週末(27日)に、三重県に行ってきました。その後、滋賀県の大津市で「明日の安心」対話集会を開きました。

三重県では、津市の前葉市長からお声掛けいただいて、幼稚園・保育所の保護者の皆さんとの対話集会ということで行ってきました。

前葉市長によりますと、津市においても、待機児童が発生しかねない状況です。定員がいっぱいで、年の途中には足りなくなるという状況があります。他方で、幼稚園は、実際の定員に対して、半分しか実員がいない。つまり、子どもさんたちがいないということで、最近も3つぐらい、幼稚園が廃園になったということです。そのアンバランスを、子どもの立場から、何とか改善しなくてはいけないというのが、そもそもの市長の発想だと理解しました。


10人ぐらいの保護者の皆さんと意見交換させていただいて、それを100数十人の聴衆の皆さんに聞いていただくということだったのですが、いろいろな意見を出していただきました。

1つは、「子ども・子育て新システム関連3法案」の中身が、十分にまだ浸透していないなと思いました。国会でも同様の質問が出るという意味では、やむを得ないかもしれませんが、「市町村の責任が軽くなるのではないか」という質問です。

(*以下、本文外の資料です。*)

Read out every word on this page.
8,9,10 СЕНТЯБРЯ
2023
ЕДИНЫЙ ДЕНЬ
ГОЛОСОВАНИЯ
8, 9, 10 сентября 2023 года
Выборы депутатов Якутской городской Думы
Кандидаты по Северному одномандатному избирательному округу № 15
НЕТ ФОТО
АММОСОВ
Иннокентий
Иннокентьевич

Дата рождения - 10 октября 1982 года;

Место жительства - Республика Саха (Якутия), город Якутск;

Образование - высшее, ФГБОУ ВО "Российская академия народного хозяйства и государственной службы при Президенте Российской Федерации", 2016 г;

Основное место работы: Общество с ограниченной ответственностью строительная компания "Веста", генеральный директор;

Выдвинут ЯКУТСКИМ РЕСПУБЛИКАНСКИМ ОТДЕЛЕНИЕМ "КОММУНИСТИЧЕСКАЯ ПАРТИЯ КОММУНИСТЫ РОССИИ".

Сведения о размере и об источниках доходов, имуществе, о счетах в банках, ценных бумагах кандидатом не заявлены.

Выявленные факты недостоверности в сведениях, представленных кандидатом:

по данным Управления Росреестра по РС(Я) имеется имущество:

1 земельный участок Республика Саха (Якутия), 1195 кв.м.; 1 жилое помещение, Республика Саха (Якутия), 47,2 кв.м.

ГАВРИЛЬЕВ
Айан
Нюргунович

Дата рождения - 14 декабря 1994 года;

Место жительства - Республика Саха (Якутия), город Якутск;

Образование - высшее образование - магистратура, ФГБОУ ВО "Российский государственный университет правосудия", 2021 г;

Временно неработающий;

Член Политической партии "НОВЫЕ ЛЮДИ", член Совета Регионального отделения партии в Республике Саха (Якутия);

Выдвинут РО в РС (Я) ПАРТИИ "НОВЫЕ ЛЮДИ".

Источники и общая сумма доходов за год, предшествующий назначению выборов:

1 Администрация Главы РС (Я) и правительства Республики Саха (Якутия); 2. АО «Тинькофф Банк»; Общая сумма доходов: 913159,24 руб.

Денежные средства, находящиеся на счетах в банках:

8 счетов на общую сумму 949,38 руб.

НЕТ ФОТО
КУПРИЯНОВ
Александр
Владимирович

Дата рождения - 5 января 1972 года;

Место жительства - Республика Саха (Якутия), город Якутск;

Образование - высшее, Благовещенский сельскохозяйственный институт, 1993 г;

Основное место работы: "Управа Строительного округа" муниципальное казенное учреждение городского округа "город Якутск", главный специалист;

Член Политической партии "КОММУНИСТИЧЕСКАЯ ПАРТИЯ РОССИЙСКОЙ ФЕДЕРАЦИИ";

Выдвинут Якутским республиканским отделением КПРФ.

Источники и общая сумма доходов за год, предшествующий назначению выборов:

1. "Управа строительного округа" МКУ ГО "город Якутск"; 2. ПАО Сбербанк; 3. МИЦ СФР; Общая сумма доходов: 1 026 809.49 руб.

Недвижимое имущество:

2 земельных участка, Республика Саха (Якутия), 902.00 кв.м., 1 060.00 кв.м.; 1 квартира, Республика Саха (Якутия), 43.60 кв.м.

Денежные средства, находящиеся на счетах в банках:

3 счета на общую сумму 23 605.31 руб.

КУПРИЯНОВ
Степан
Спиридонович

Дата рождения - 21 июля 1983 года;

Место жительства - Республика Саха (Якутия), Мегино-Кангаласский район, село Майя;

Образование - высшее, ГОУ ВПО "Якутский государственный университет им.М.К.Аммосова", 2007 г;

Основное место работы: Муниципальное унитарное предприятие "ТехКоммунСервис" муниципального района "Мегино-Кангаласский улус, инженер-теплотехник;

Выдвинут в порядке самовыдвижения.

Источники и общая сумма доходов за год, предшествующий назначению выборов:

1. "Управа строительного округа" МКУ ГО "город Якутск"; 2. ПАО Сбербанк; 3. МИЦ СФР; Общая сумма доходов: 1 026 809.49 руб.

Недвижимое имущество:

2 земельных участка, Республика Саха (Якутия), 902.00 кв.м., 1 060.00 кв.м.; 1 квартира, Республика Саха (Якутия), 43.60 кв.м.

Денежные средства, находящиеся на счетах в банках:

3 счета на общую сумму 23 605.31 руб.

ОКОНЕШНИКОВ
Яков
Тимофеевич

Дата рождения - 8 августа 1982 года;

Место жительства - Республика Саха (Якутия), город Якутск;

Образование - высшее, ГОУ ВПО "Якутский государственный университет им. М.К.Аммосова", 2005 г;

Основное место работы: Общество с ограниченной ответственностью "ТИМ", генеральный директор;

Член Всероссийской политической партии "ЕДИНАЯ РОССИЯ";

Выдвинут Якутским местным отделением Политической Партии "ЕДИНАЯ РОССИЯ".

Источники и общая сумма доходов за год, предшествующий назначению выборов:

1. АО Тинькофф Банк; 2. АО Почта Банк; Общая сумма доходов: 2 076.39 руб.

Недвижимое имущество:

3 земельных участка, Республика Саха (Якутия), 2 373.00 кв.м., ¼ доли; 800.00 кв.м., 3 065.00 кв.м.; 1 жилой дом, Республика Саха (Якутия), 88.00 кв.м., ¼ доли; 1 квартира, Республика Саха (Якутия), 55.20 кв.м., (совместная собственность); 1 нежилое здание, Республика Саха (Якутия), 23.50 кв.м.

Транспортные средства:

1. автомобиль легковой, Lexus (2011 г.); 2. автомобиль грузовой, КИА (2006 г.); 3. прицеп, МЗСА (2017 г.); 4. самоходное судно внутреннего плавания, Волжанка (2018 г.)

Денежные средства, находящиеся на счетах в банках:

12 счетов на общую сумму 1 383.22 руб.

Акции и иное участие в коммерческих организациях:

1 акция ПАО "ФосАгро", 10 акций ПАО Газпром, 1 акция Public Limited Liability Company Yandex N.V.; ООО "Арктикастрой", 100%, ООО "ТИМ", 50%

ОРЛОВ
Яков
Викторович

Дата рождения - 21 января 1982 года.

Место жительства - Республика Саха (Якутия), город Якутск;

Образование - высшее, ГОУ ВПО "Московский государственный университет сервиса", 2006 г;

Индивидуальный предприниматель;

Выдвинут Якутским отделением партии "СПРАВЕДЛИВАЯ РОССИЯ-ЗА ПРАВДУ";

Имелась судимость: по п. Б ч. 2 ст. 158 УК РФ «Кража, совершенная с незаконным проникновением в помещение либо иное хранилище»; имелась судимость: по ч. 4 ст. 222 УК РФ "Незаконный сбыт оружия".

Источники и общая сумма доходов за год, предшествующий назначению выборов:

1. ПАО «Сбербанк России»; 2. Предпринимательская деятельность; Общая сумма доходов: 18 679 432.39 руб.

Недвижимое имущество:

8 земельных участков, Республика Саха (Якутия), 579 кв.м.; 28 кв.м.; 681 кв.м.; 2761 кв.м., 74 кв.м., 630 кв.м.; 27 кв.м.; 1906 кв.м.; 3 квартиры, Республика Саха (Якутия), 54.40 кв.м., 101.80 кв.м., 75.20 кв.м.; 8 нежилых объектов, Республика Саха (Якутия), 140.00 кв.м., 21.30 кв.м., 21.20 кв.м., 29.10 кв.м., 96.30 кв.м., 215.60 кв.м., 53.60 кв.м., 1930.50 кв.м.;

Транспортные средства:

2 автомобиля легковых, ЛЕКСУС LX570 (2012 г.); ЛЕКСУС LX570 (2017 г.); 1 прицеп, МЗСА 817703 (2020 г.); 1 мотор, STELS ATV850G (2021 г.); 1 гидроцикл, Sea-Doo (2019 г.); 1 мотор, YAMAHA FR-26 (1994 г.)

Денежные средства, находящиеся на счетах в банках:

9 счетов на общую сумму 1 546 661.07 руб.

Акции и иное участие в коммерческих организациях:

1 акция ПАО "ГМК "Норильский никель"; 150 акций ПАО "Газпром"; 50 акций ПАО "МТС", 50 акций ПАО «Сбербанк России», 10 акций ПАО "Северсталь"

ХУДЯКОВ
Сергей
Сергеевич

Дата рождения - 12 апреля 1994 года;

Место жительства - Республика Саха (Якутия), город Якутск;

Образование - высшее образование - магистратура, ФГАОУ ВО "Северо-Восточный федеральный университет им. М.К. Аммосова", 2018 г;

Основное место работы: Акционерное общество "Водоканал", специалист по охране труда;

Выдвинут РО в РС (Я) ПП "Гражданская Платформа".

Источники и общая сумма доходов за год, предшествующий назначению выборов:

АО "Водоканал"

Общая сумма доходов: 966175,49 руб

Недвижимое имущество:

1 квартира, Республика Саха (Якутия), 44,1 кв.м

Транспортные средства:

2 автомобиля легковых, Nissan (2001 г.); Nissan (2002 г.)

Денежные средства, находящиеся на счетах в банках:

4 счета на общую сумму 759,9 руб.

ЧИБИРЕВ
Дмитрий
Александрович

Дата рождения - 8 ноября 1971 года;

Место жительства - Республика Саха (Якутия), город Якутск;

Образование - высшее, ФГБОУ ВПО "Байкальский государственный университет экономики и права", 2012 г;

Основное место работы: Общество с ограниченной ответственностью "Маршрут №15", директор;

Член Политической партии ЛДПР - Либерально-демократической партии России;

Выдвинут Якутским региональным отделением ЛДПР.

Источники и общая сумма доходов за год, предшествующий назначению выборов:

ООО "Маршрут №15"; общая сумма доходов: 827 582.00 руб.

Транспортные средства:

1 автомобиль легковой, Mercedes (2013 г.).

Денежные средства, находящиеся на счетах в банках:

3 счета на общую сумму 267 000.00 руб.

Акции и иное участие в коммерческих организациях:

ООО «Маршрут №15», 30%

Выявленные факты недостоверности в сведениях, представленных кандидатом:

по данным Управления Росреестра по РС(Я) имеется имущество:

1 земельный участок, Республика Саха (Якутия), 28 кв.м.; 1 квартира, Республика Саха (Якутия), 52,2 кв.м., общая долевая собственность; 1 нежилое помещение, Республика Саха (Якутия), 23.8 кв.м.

今までの契約の形態とは異なり、これからは、保護者と園が直接契約することになります。もちろん市町村は、あっせんなどを必要に応じて行いますが、基本的には直接契約です。そのことによって、「市町村の責任が軽くなるのではないか」という質問が出ました。

基本的には、そういうことはないというか、むしろ市町村の責任は重くなっているわけです。つまり、実施主体として、市町村が明確になります。今までの国や都道府県などいろいろと分かれていたなかで、基本的に基礎自治体である市町村が、多くのことについて、責任を持って進めなければいけない。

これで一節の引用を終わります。